En juillet 2024, Trump s’adresse aux chrétiens à qui il a demandé de voter et leur dit: « Dans quatre ans, vous n’aurez plus à voter. Nous aurons tellement bien travaillé que vous n’aurez pas à voter, mes beaux chrétiens ».
Le nationalisme chrétien est un mouvement politico-religieux qui naît dans l’intention de créer une nation chrétienne et de perpétuer le faux récit selon lequel l’Amérique était autrefois une nation chrétienne, mais ne l’est plus en raison d’une crise morale résultant de la culture « woke » (transformée en synonyme de progrès en matière de droits sociaux et de liberté) ou d’une « décadence morale de l’Occident » (argument répété par la nouvelle droite, de Donald Trump à Nayib Bukele en passant par Javier Milei). Ce mouvement a pour objectif spécifique de convertir (ou de retourner, selon leurs récits) les États-Unis en une nation de droit chrétien. Comme le synthétise le chroniqueur du New York Times David French, « le problème du nationalisme chrétien n’a rien à voir avec l’implication des chrétiens dans la politique, mais avec la croyance que les valeurs chrétiennes doivent primer en politique et en droit. Il peut se manifester dans l’idéologie, l’identité et les émotions. De plus, s’il prenait racine, il modifierait complètement la constitution et fracturerait notre société.

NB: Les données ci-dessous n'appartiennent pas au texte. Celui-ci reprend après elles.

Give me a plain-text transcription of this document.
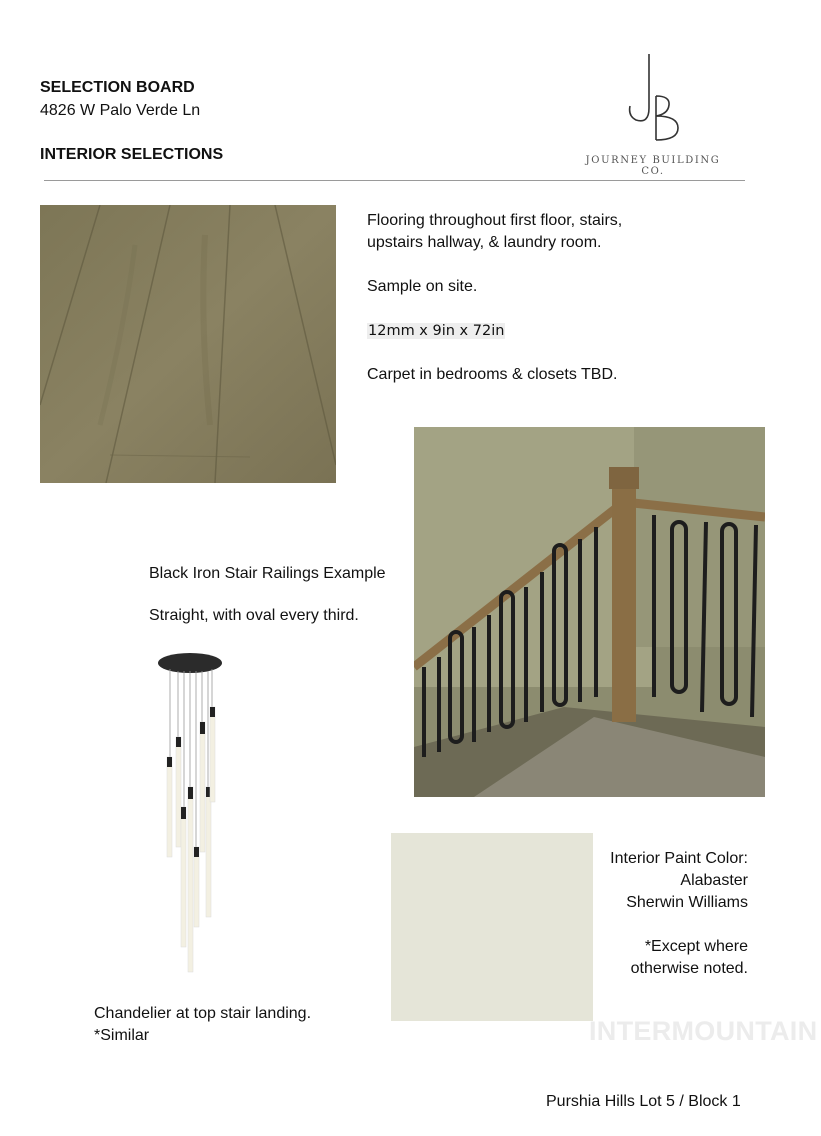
SELECTION BOARD
4826 W Palo Verde Ln
INTERIOR SELECTIONS	JOURNEY BUILDING CO.

Flooring throughout first floor, stairs,
upstairs hallway, & laundry room.

Sample on site.

12mm x 9in x 72in

Carpet in bedrooms & closets TBD.

Black Iron Stair Railings Example

Straight, with oval every third.

Chandelier at top stair landing.

*Similar

Interior Paint Color:

Alabaster

Sherwin Williams

*Except where

otherwise noted.

INTERMOUNTAIN
Purshia Hills Lot 5 / Block 1
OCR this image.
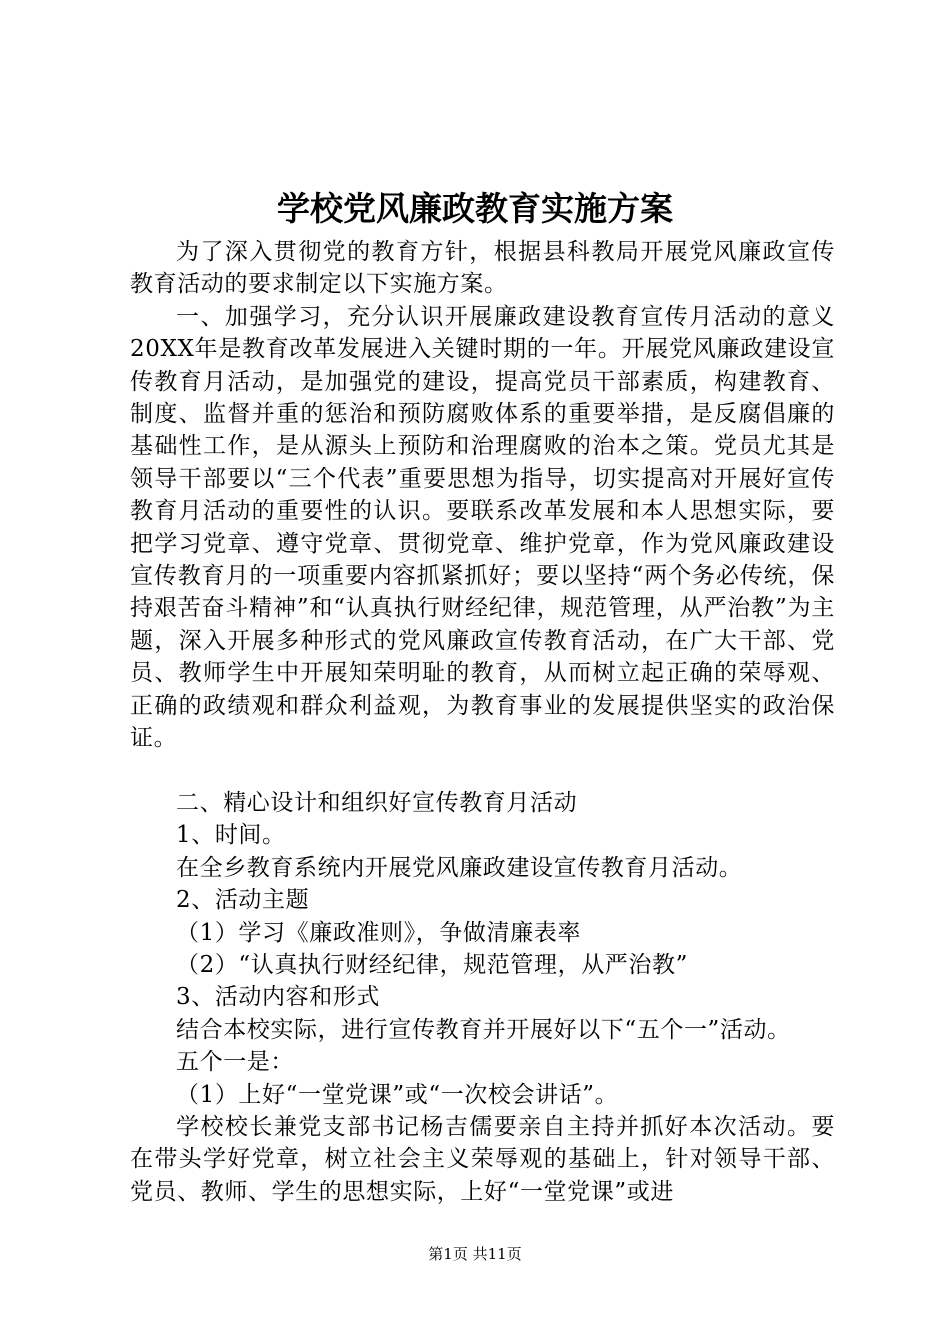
学校党风廉政教育实施方案

为了深入贯彻党的教育方针，根据县科教局开展党风廉政宣传教育活动的要求制定以下实施方案。

一、加强学习，充分认识开展廉政建设教育宣传月活动的意义20XX年是教育改革发展进入关键时期的一年。开展党风廉政建设宣传教育月活动，是加强党的建设，提高党员干部素质，构建教育、制度、监督并重的惩治和预防腐败体系的重要举措，是反腐倡廉的基础性工作，是从源头上预防和治理腐败的治本之策。党员尤其是领导干部要以“三个代表”重要思想为指导，切实提高对开展好宣传教育月活动的重要性的认识。要联系改革发展和本人思想实际，要把学习党章、遵守党章、贯彻党章、维护党章，作为党风廉政建设宣传教育月的一项重要内容抓紧抓好；要以坚持“两个务必传统，保持艰苦奋斗精神”和“认真执行财经纪律，规范管理，从严治教”为主题，深入开展多种形式的党风廉政宣传教育活动，在广大干部、党员、教师学生中开展知荣明耻的教育，从而树立起正确的荣辱观、正确的政绩观和群众利益观，为教育事业的发展提供坚实的政治保证。

二、精心设计和组织好宣传教育月活动

1、时间。

在全乡教育系统内开展党风廉政建设宣传教育月活动。

2、活动主题

（1）学习《廉政准则》，争做清廉表率

（2）“认真执行财经纪律，规范管理，从严治教”

3、活动内容和形式

结合本校实际，进行宣传教育并开展好以下“五个一”活动。

五个一是：

（1）上好“一堂党课”或“一次校会讲话”。

学校校长兼党支部书记杨吉儒要亲自主持并抓好本次活动。要在带头学好党章，树立社会主义荣辱观的基础上，针对领导干部、党员、教师、学生的思想实际，上好“一堂党课”或进

第1页 共11页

Ce mouvement est diversifié et possède de multiples variantes, allant de secteurs du catholicisme et du protestantisme aux églises pentecôtistes et néo-pentecôtistes et aux megachurches, chacune avec sa propre interprétation et sa propre approche, mais toutes avec le même objectif : faire croire que l’Amérique, depuis les années 1960, s’est détournée de Dieu et qu’elle doit être punie pour cela. Les nationalistes chrétiens considèrent que l’Amérique a été choisie par Dieu pour remplir un but particulier dans l’histoire et soutiennent que les personnes qui ont fondé le pays l’ont fait au nom du christianisme, ce qui est un mensonge historique.
Le nationalisme chrétien n’est pas nouveau. Mais aujourd’hui, il émerge de la nouvelle droite avec un programme gouvernemental qui cherche à concevoir un pays où une jeune fille de treize ans peut être forcée d’accoucher tout en se voyant interdire de lire un livre sur l’importance de la diversité sexuelle ou sur la sombre histoire ségrégationniste de la nation ; un pays où les corps des femmes et des personnes trans sont soumis à une réglementation plus stricte que celle des armes à feu ; […] un pays où les enfants sont protégés du « mal » des drapeaux arc-en-ciel, mais laissés vulnérables aux fusillades de masse dans les écoles ou à d’innombrables abus sexuels par des chefs religieux ou des membres de la famille ; un pays qui budgétise les dépenses militaires, mais pas les soins de santé universels ; un pays où la police tire dans le dos de personnes noires non armées, mais élit un président qui a commis 34 crimes, comme c’est le cas de Donald Trump.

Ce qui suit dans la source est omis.